Although on the surface, democracy and communism seem to share a similar preference for putting the power in peoples’ hands, they are based on different ideological principles. These principles include the placement of leaders, allowance of religion, allowance of private property and the availability of class distinctions.
In a democracy, elected officials are placed in leadership positions. In communism, there are no leaders whatsoever. Decisions are led directly by the people. This has actually never been practiced in known history, with communist nations instead opting for leaders with a one-party system.
Whereas religious freedom is for the most part respected among a democratic society, religion and metaphysics are entirely abolished in communism, because an outside authority usually presented in religious beliefs conflict directly and ideologically with the definitive laws of communism.
In a communist society where no leader exists, all choice should be free.
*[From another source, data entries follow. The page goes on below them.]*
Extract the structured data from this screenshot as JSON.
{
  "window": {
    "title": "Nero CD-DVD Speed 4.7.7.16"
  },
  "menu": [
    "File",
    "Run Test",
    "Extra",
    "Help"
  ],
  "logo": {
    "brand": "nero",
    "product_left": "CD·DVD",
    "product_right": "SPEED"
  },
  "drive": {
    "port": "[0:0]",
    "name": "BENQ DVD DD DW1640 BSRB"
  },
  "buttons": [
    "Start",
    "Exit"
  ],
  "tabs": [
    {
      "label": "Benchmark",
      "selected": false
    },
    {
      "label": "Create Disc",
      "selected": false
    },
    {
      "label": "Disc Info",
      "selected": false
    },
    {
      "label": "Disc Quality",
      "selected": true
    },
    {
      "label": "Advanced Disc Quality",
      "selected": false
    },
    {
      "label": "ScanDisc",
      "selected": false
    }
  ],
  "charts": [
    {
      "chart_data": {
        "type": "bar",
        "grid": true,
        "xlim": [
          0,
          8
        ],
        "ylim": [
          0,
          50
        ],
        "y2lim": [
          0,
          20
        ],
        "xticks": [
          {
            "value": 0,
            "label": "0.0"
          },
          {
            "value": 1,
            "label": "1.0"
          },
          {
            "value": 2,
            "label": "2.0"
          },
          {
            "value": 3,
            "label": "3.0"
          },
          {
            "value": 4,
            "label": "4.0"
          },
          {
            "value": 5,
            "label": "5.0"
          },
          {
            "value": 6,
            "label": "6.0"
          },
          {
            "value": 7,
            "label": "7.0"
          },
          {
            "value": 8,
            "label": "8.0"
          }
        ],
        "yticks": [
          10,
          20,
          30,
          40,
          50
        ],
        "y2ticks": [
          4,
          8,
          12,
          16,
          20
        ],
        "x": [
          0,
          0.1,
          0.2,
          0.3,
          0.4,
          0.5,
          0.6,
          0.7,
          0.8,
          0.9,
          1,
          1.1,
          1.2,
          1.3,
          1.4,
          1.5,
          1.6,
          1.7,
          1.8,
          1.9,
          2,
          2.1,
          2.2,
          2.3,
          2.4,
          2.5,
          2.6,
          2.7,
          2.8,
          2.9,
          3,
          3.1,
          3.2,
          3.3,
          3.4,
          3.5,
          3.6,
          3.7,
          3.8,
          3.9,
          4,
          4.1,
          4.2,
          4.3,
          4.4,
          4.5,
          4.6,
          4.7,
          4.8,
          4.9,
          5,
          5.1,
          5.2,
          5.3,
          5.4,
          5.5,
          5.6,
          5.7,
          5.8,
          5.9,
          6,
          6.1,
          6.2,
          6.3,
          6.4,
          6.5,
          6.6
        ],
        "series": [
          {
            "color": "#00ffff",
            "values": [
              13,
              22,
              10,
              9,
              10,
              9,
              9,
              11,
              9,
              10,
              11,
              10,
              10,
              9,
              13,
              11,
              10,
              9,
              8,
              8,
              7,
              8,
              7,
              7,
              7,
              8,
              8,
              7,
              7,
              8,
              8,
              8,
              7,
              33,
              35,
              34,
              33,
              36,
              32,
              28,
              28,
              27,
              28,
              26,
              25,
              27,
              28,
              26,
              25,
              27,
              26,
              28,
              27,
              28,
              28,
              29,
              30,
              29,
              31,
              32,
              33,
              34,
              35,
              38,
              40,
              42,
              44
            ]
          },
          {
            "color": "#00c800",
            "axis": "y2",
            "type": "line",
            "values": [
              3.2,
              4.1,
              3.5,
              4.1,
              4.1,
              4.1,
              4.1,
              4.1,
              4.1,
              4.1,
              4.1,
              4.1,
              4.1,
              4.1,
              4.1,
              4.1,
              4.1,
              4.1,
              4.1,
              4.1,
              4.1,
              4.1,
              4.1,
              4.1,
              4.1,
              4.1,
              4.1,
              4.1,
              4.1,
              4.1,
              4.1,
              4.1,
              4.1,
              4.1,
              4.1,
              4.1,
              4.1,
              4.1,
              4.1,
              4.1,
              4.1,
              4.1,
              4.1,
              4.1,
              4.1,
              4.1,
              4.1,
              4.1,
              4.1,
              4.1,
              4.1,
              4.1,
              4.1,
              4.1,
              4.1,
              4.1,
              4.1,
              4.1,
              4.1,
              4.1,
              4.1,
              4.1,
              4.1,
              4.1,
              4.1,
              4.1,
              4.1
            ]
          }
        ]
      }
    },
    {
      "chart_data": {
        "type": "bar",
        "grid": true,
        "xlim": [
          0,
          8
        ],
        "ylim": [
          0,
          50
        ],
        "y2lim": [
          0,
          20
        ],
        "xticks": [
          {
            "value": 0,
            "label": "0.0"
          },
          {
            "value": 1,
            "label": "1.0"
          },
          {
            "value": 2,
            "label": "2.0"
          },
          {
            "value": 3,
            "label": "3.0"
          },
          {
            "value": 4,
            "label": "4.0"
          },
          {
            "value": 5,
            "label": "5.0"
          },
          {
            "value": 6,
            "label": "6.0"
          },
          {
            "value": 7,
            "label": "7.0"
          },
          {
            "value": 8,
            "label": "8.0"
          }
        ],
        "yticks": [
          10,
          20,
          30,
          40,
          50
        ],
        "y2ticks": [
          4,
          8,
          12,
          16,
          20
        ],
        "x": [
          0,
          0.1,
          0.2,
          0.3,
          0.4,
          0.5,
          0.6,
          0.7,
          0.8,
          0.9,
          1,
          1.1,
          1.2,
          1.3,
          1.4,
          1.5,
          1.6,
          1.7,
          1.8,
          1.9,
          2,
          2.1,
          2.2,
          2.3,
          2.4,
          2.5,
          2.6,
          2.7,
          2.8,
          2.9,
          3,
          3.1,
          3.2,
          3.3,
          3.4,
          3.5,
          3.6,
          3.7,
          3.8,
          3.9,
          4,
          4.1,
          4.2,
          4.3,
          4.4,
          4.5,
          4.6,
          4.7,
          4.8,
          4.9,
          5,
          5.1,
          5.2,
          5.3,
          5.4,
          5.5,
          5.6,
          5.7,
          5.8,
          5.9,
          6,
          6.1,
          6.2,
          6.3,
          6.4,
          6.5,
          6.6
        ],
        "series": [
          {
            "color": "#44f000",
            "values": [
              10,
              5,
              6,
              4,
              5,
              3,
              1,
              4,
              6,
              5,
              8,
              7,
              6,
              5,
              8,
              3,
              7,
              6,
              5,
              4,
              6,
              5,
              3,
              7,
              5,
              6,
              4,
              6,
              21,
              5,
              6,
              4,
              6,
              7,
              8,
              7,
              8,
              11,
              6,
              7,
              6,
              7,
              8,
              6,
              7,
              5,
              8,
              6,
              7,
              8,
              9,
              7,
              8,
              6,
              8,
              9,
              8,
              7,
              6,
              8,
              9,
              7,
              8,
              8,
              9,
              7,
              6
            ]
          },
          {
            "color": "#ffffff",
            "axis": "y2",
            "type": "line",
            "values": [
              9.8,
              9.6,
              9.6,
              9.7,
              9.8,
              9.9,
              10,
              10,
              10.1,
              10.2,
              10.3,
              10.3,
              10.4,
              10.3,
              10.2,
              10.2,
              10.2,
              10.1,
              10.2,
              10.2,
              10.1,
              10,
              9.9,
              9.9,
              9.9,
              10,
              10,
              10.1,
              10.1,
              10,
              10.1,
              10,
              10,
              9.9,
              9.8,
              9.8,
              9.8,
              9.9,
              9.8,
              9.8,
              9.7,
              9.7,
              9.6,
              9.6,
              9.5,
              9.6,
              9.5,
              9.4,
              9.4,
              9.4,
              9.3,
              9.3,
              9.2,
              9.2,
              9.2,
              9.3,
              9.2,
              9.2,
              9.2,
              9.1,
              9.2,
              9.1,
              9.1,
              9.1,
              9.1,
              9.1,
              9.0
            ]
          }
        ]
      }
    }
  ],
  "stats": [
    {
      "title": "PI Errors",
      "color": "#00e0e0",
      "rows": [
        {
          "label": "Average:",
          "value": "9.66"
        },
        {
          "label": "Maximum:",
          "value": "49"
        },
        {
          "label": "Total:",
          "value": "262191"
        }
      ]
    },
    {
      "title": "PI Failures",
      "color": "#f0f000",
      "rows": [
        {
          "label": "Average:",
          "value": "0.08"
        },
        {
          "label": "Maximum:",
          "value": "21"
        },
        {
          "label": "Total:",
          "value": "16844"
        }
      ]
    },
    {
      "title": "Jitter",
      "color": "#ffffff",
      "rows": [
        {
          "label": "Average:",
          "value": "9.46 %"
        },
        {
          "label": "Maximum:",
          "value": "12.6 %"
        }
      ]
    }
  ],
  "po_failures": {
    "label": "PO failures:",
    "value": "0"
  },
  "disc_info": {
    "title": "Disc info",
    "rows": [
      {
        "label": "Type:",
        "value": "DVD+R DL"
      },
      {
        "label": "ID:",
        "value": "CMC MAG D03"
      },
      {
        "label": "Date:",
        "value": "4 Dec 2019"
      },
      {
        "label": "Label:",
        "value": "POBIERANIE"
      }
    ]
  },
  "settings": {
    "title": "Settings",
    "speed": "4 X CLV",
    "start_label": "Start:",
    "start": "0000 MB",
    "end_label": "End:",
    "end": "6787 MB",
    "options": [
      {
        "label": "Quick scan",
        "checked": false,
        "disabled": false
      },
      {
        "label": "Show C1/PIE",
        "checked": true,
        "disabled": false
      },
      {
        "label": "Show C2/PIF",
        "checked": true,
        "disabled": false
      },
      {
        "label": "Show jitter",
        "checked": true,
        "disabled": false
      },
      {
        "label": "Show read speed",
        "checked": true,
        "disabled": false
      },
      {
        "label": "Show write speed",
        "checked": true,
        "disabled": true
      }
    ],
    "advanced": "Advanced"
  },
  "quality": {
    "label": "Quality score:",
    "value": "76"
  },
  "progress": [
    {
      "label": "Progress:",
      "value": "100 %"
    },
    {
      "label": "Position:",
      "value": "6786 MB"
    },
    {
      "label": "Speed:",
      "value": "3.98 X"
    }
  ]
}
However, in practice, the opposite has been true with all possible options, including religion, education, employment and even marriage being carefully regulated by the state. Democracy adopts a majority rules viewpoint. All eligible citizens have a say in a particular judgment, and the majority decision provides the rule for all.
In theory, the lack of discrimination is where communism and democracy are most similar. In communism, all citizens are considered equal and to be treated as equal. In democracy, everyone has an equal say; however, in practice, this can create an oppressive society where the minority is never able to express their opinion.